Winter depression. It’s not all in your head. It’s a form of SAD, which is an acronym for Seasonal Affective Disorder. SAD can happen during any season, honestly. It just happens for most people each year during the same season. An example? I find the winter blues hit me about mid-December. Days are shorter, and the cold weather gets me down. Like, my energy is just destroyed, and I can never get enough sleep. However, I can’t seem to sleep, because I’m overthinking everything and causing anxiety. Good times.
Winter Depression – it’s a form of SAD (Seasonal Affective Disorder)
First, let me tell you that there’s also SAD that happens for people who live in warmer weather. It happens when it gets to summer, and the depression is brought on my heat and humidity, not so much the lack of daylight hours (and for me, the unbelievably bitter cold that adds to my sadness.) I’ve been told the cold isn’t really a factor in my seasonal depression, but I have be honest…. if I go away to a warmer climate during the winter months, I’m much less depressed. Soooo, for me, I truly believe it is a combination of the lack of daylight hours, and the cold.

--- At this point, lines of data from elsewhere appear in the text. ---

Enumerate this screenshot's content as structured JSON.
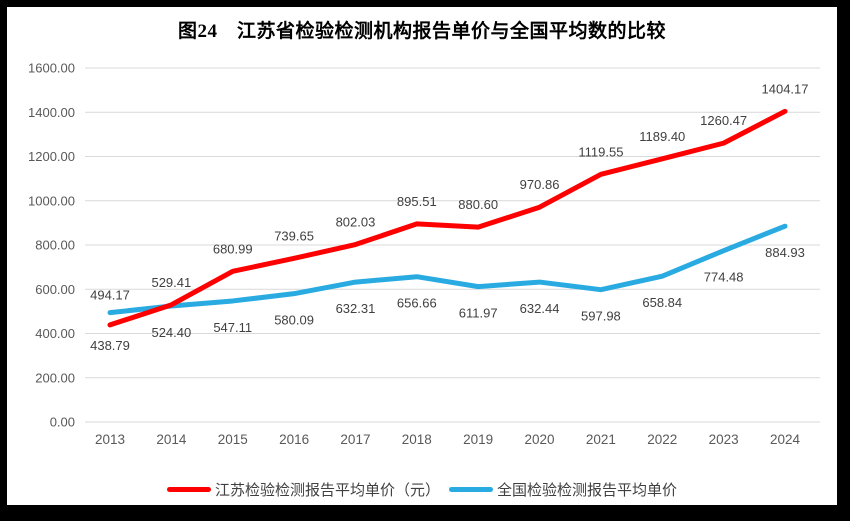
{
  "frame": {
    "surround_color": "#000000",
    "page_color": "#ffffff"
  },
  "chart_data": {
    "type": "line",
    "title": "图24　江苏省检验检测机构报告单价与全国平均数的比较",
    "categories": [
      "2013",
      "2014",
      "2015",
      "2016",
      "2017",
      "2018",
      "2019",
      "2020",
      "2021",
      "2022",
      "2023",
      "2024"
    ],
    "series": [
      {
        "name": "江苏检验检测报告平均单价（元）",
        "color": "#FF0000",
        "values": [
          438.79,
          529.41,
          680.99,
          739.65,
          802.03,
          895.51,
          880.6,
          970.86,
          1119.55,
          1189.4,
          1260.47,
          1404.17
        ],
        "labels": [
          "438.79",
          "529.41",
          "680.99",
          "739.65",
          "802.03",
          "895.51",
          "880.60",
          "970.86",
          "1119.55",
          "1189.40",
          "1260.47",
          "1404.17"
        ],
        "label_position": "above points (first point below)"
      },
      {
        "name": "全国检验检测报告平均单价",
        "color": "#29ABE2",
        "values": [
          494.17,
          524.4,
          547.11,
          580.09,
          632.31,
          656.66,
          611.97,
          632.44,
          597.98,
          658.84,
          774.48,
          884.93
        ],
        "labels": [
          "494.17",
          "524.40",
          "547.11",
          "580.09",
          "632.31",
          "656.66",
          "611.97",
          "632.44",
          "597.98",
          "658.84",
          "774.48",
          "884.93"
        ],
        "label_position": "below points (first point above)"
      }
    ],
    "ylim": [
      0,
      1600
    ],
    "ytick_step": 200,
    "ytick_labels": [
      "0.00",
      "200.00",
      "400.00",
      "600.00",
      "800.00",
      "1000.00",
      "1200.00",
      "1400.00",
      "1600.00"
    ],
    "grid": "horizontal",
    "legend_position": "bottom",
    "styles": {
      "grid_color": "#D9D9D9",
      "tick_label_color": "#595959",
      "data_label_color": "#404040",
      "line_width": 5
    }
  }
}
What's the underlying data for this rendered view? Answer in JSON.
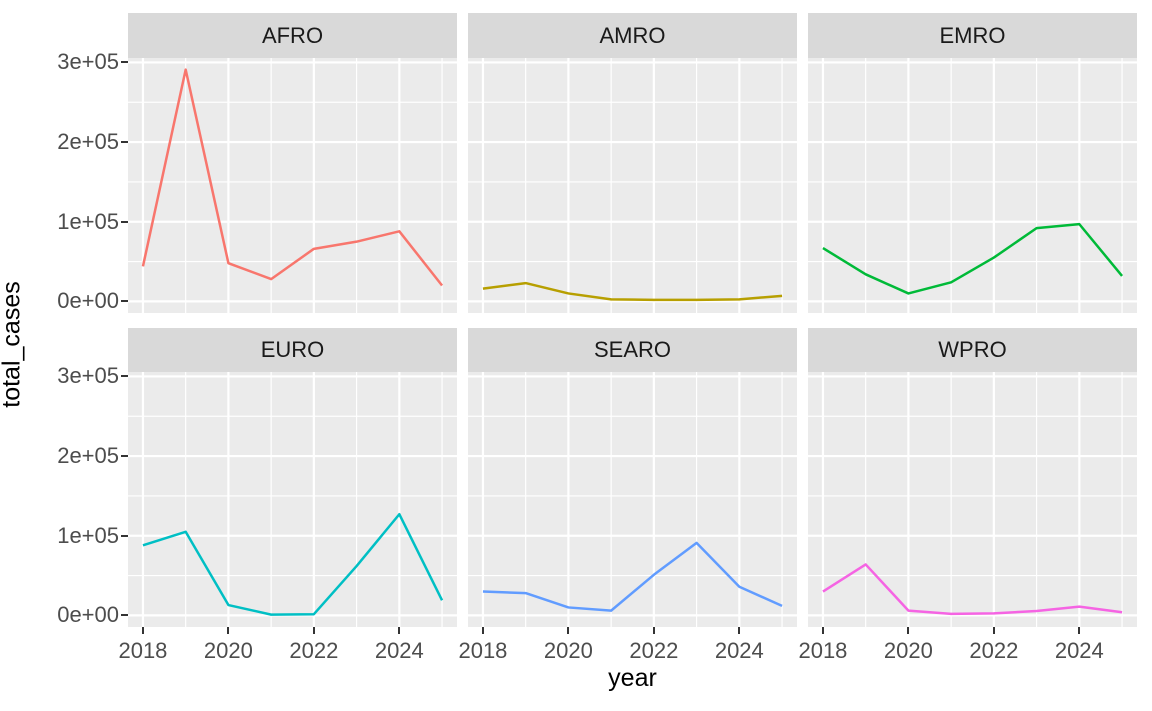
{
  "figure": {
    "x_axis_title": "year",
    "y_axis_title": "total_cases"
  },
  "chart_data": {
    "type": "line",
    "faceted_by": "WHO region",
    "title": "",
    "xlabel": "year",
    "ylabel": "total_cases",
    "x": [
      2018,
      2019,
      2020,
      2021,
      2022,
      2023,
      2024,
      2025
    ],
    "xlim": [
      2018,
      2025
    ],
    "ylim": [
      0,
      300000
    ],
    "x_major_ticks": [
      2018,
      2020,
      2022,
      2024
    ],
    "x_minor_ticks": [
      2019,
      2021,
      2023,
      2025
    ],
    "x_tick_labels": [
      "2018",
      "2020",
      "2022",
      "2024"
    ],
    "y_major_ticks": [
      0,
      100000,
      200000,
      300000
    ],
    "y_minor_ticks": [
      50000,
      150000,
      250000
    ],
    "y_tick_labels": [
      "0e+00",
      "1e+05",
      "2e+05",
      "3e+05"
    ],
    "grid": true,
    "legend": "none",
    "series": [
      {
        "name": "AFRO",
        "color": "#F8766D",
        "values": [
          44000,
          291000,
          48000,
          28000,
          66000,
          75000,
          88000,
          20000
        ]
      },
      {
        "name": "AMRO",
        "color": "#B79F00",
        "values": [
          16000,
          23000,
          10000,
          2500,
          2000,
          2000,
          2500,
          7000
        ]
      },
      {
        "name": "EMRO",
        "color": "#00BA38",
        "values": [
          67000,
          34000,
          10000,
          24000,
          55000,
          92000,
          97000,
          32000
        ]
      },
      {
        "name": "EURO",
        "color": "#00BFC4",
        "values": [
          88000,
          105000,
          13000,
          1000,
          1500,
          62000,
          127000,
          19000
        ]
      },
      {
        "name": "SEARO",
        "color": "#619CFF",
        "values": [
          30000,
          28000,
          10000,
          6000,
          51000,
          91000,
          36000,
          12000
        ]
      },
      {
        "name": "WPRO",
        "color": "#F564E3",
        "values": [
          30000,
          64000,
          6000,
          2000,
          2500,
          5500,
          11000,
          4000
        ]
      }
    ]
  },
  "style": {
    "panel_background": "#EBEBEB",
    "strip_background": "#D9D9D9",
    "grid_color": "#FFFFFF",
    "tick_mark_color": "#333333",
    "tick_label_color": "#4D4D4D",
    "strip_text_color": "#1A1A1A",
    "axis_title_color": "#000000",
    "figure_background": "#FFFFFF"
  }
}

Second, SAD isn’t something to ignore. If you’re going through your year, every year, without a true bout with depression, and then suffer with depression each year at the same time of year – it’s more than likely SAD. It can be treated for many with a little light therapy, and some even take meds that increase serotonin in the brain. Personally, I’m just relying a bit more heavily on my therapist and friends to get through the winter. Once the clocks change, now that I understand I have depression, I do know it’ll take me a few days to kind of break out of the winter blues.
It’s a learning process every day
I wouldn’t have known I even have depression without having finally asking for help. Going through all the years, in my talks with her, have opened up my eyes to the struggles I have endured for years. It’s crazy to think I should have been getting help for most of my life. I quickly block those thoughts, though. It’s not a good idea to go backwards. The best thing I do each day is learn more about my depression, the triggers for my anxiety, as well as my depressive states. It’s important for me to focus on the future, but not too far into the future. I keep looking forward, and forcing myself not to look back, because I’m unable to change the past.
However, understanding my patterns, helped my therapist break the news to me: you’re one of the ones who has SAD, and that’s okay. As she told me a few times “now you know, now you have the tools to work through it. No weakness, just empower yourself!”
Damn straight. And now, I can share with others, and perhaps just one other person will realize what is going on in his, or her, life and won’t feel so alone. If you’re out there, it’s not all in your head, my friend. It’s real. Talk to someone TODAY.